8 February 1978, New York Times, "Children's Aid Society: 125 Years of Giving 'Street Kids' a Fair Chance" by Laurie Johnston, pg. B1:
Mr. Brace founded the Children's Aid Society in 1853, proposing that its paid agents and volunteers would secure homes with families for the children and, by means of industrial schools to teach trades, "put them in the way of an honest living." In addition, as a "means of draining the city of these children." Mr. Brace hit on a plan right out of the Pied Piper.

"Orphan Trains" to Middle West

Over the next 75 years, the society shepherded nearly 100,000 New York children to the Middle West in "orphan trains." Away from the city's "vileness, " they were offered for selection (or potential rejection) by "wholesome," mostly farm-dwelling families ready to do their moral duty by providing plentiful food, little if any wages and, frequently, love in return for their help with chores.

11 July 1978, Los Angeles Times, pg. I1:
From Slums to
Country on the
"Orphan Train"

15 July 1984, Los Angeles Times, pg. GB6:
Orphan Train Rolling Again
Saga of Abandoned Children Recounted in Musical

12 November 1988, New York Times, pg. 29:
Leafing Back:
When Orphans
Were Sent West

15 December 1990, New York Times, "Misguided 'Orphan Trains' Idea Rolls On" by Richard Wexler (letter), pg. 26:
Your account of the children forced aboard the "orphan trains" of the 19th and early 20th centuries to be farmed out to strangers (news article, Nov. 20) is the version that the Children's Aid Society likes to tell. There is another side.

You describe the children as orphaned or abandoned. Often they were neither. Data from the society's own records suggest that anywhere from 39 percent to almost half the children had at least one parent still alive, and for most of this group both parents were still living.

In 1872 Thomas P. Norris, president of the Board of Commissioners of Kings County, complained that parents had been coerced into surrendering their children, and many were forced aboard the "orphan trains" without the knowledge or consent of their parents.
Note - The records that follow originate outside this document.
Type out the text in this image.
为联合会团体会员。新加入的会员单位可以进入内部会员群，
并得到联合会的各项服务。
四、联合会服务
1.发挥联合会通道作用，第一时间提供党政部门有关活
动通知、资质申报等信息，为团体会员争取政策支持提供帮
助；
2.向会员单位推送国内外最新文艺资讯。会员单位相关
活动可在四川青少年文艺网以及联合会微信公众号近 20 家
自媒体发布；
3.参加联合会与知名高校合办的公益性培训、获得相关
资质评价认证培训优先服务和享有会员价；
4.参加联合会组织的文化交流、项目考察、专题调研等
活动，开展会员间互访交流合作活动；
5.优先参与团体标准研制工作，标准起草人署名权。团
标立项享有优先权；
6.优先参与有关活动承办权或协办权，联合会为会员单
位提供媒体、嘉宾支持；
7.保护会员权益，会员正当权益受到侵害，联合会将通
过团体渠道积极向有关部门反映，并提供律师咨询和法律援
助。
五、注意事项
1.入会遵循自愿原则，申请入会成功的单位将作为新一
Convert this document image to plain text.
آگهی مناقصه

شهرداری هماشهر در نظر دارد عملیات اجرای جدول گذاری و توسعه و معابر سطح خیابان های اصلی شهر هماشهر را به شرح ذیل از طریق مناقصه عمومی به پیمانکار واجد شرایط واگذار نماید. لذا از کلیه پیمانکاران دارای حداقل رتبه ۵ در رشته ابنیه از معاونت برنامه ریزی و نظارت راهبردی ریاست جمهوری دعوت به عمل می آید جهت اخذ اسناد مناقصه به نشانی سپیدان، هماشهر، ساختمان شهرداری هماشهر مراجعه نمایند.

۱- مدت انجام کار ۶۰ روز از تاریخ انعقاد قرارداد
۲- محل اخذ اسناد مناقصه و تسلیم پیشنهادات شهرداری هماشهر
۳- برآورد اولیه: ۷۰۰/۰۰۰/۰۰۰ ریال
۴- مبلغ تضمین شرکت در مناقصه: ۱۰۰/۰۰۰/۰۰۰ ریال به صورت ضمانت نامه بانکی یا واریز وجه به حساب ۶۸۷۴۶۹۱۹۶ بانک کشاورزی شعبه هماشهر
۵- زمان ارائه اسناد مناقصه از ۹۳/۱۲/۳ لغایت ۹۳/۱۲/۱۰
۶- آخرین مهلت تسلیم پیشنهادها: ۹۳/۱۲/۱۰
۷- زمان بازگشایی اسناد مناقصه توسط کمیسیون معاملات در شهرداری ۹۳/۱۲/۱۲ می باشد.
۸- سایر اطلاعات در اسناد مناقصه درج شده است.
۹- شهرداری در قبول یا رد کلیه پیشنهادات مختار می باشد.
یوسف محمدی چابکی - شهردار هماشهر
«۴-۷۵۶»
At a Conference of Charities in 1893 an official of one of the receiving states, North Carolina, charged that the so-called orphans were placed with people who "treat them as slaves."

The children on these trains were the children of the immigrant poor, a group feared and despised by the society's founder, Charles Loring Brace. Most of them were Roman Catholics, a group Brace particularly loathed, as he made clear in his own writing. Brace believed that "gemmules" in the parents' blood made them genetically inferior and their children could be "saved" only by removal from parental influence.